League of Coloured Peoples
- Abbreviation: LCP
- Formation: 1931
- Founder: Harold Moody
- Dissolved: 1951
- Purpose: Racial equality, with a primary focus on Black rights in Britain
- Location: London, England;
- Publication: The Keys

= League of Coloured Peoples =

British civil rights organisation (1931–1951)

The League of Coloured Peoples (LCP) was a British civil-rights organisation that was founded in 1931 in London by Jamaican-born physician and campaigner Harold Moody with the goal of racial equality around the world, a primary focus being on black rights in Britain. In 1933, the organisation began publication of the civil-rights journal The Keys. The LCP was a powerful civil-rights force until its dissolution in 1951.

==The beginning==
Harold Moody, a physician and devout Christian, was frustrated with the prejudice he experienced in Britain, from finding employment to simply obtaining a residence. Through his involvement with the London Christian Endeavour Federation, Moody began to confront employers who were refusing jobs to black Britons. On 13 March 1931, in a YMCA in Tottenham Court Road, London, Moody called a meeting with the contacts he had made over the years. He was helped by Charles H. Wesley, an African-American history professor visiting Britain on a Guggenheim Fellowship, who was a member of the National Association for the Advancement of Colored People (NAACP). On this night, they formed The League of Coloured Peoples.

Its inaugural executive committee included:
- Cecil Belfield Clarke of Barbados
- George Roberts of Trinidad
- Sam Morris of Grenada
- Robert Adams of British Guiana
- Desmond Buckle of the Gold Coast
- Edward Theophilus Nelson of British Guiana
Also present at the inaugural meeting was Stella Thomas, who would go on to become the first woman magistrate in West Africa.
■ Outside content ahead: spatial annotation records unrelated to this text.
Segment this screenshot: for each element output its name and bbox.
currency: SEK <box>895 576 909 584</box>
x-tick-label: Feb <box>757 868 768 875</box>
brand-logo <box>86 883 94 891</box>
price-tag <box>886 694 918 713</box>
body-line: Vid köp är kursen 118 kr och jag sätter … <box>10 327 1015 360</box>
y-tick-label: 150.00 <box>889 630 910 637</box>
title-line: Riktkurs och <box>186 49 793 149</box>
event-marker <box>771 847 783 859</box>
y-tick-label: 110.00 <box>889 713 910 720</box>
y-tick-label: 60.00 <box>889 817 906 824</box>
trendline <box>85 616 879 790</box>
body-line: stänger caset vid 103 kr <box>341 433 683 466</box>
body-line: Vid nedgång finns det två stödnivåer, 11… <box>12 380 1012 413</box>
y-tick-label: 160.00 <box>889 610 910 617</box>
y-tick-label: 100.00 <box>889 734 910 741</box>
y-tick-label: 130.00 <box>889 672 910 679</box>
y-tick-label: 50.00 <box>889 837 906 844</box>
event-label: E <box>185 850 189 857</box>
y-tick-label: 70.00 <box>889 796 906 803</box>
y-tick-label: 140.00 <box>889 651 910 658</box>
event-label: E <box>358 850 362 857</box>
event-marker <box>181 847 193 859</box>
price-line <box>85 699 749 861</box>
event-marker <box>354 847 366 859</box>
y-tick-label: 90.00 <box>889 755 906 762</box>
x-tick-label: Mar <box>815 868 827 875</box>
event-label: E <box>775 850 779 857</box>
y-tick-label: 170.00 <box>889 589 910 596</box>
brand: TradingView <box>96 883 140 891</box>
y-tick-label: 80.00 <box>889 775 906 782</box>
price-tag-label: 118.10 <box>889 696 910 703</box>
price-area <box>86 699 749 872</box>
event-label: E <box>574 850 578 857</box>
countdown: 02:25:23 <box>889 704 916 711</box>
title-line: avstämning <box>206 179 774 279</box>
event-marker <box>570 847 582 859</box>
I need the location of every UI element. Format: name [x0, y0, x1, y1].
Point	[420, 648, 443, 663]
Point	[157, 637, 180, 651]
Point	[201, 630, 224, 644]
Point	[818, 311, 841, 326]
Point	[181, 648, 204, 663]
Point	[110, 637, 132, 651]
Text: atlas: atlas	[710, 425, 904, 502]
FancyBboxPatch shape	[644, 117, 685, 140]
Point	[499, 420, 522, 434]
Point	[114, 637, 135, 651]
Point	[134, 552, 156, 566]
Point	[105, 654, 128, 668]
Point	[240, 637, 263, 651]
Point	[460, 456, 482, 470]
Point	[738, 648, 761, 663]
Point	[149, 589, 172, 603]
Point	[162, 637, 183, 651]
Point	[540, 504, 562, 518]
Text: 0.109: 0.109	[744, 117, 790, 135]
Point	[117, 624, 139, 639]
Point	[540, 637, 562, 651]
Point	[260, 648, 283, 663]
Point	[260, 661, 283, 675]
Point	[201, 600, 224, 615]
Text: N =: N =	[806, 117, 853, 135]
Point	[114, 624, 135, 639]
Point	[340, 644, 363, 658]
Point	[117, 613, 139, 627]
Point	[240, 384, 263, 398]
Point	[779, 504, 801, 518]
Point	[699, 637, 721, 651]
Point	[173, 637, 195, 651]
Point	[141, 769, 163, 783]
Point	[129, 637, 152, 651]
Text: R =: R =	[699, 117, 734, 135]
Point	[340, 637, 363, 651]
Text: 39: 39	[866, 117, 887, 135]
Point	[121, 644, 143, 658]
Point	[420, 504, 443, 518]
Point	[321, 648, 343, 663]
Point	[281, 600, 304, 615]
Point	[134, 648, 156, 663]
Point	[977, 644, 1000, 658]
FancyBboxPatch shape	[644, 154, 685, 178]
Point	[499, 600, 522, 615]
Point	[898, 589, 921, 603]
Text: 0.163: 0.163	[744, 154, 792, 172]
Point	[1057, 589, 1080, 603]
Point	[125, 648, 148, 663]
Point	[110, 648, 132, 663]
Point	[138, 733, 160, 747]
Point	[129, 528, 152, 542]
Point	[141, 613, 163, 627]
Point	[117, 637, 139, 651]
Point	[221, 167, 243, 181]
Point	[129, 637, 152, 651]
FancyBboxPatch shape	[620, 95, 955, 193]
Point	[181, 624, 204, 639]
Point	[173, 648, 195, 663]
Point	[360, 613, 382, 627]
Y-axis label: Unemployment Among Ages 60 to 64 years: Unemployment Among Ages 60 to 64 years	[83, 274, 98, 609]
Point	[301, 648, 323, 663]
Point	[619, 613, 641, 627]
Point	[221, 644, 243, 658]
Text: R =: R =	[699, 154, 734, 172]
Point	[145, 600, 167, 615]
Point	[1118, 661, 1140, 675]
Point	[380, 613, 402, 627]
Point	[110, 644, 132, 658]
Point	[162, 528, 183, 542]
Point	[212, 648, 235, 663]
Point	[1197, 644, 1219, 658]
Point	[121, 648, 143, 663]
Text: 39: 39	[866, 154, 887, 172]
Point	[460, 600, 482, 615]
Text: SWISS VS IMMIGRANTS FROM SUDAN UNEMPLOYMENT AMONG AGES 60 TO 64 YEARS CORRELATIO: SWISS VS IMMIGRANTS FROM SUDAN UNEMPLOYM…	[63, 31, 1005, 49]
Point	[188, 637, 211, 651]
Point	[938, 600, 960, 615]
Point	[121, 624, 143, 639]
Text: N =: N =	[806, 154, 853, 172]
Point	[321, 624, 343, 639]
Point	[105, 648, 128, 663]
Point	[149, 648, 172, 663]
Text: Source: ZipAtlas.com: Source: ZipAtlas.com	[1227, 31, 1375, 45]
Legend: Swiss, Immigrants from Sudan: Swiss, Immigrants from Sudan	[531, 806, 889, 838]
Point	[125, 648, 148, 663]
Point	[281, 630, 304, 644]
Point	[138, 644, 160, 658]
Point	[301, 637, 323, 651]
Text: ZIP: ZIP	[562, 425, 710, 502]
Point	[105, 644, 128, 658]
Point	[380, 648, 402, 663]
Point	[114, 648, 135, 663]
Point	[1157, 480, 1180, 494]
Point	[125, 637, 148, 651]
Other prominent members included C. L. R. James, Jomo Kenyatta and Una Marson. Kamal Chunchie was vice-president between 1935 and 1937.

==Aims==
At the inaugural meeting, the League of Coloured Peoples established four main aims, printed in each issue of The Keys:
- To promote and protect the Social, Educational, Economic and Political Interests of its members;
- To interest members in the Welfare of Coloured Peoples in all parts of the World;
- To improve relations between the Races;
- To cooperate and affiliate with organisations sympathetic to coloured people
In 1937, a fifth aim was added:
- To render such financial assistance to coloured people in distress as lies within our capacity.

==Activities==

===The colour bar in the workplace===
From its inception in 1931 until the outbreak of World War II, the League's primary focus was eliminating the colour bar (the restrictions placed on a group of people due to their race or colour) in the British workplace, in social life, and in housing. Throughout Britain in the 1930s, black people were refused service in many restaurants, hotels, and lodging houses. They also found it extremely difficult to find employment in many industries; the medical profession in particular drew the attention of the league, most likely due to founder and president Harold Moody's personal struggles in that area. By 1935, a branch of the league focusing on equality in the shipping industry had grown to over 80 members. During the 1930s, The League of Coloured Peoples struck many blows for blacks in the workplace.

=== The Charter of Coloured People ===
The Charter of Coloured People "demanded full self-government at the earliest opportunity for people living under British colonial rule, and an end to discrimination on racial grounds in all spheres of public life in the UK."

== During the Second World War ==

During the Second World War the LCP continued to highlight discrimination. Authorities organising the evacuation of children from the big towns found it very difficult to find families who would take in coloured children, and the LCP lobbied against this. Moody died in 1947 at the age of 64, somewhat worn out by his efforts with the League. His successor as President was the surgeon Dr Robert Cole but Cole resigned in 1949 and within two years the League dissolved. Sometime before the LCP was dissolved, it was said to have enjoyed close contacts with the London branch of the Caribbean Labour Congress led by Billy Strachan.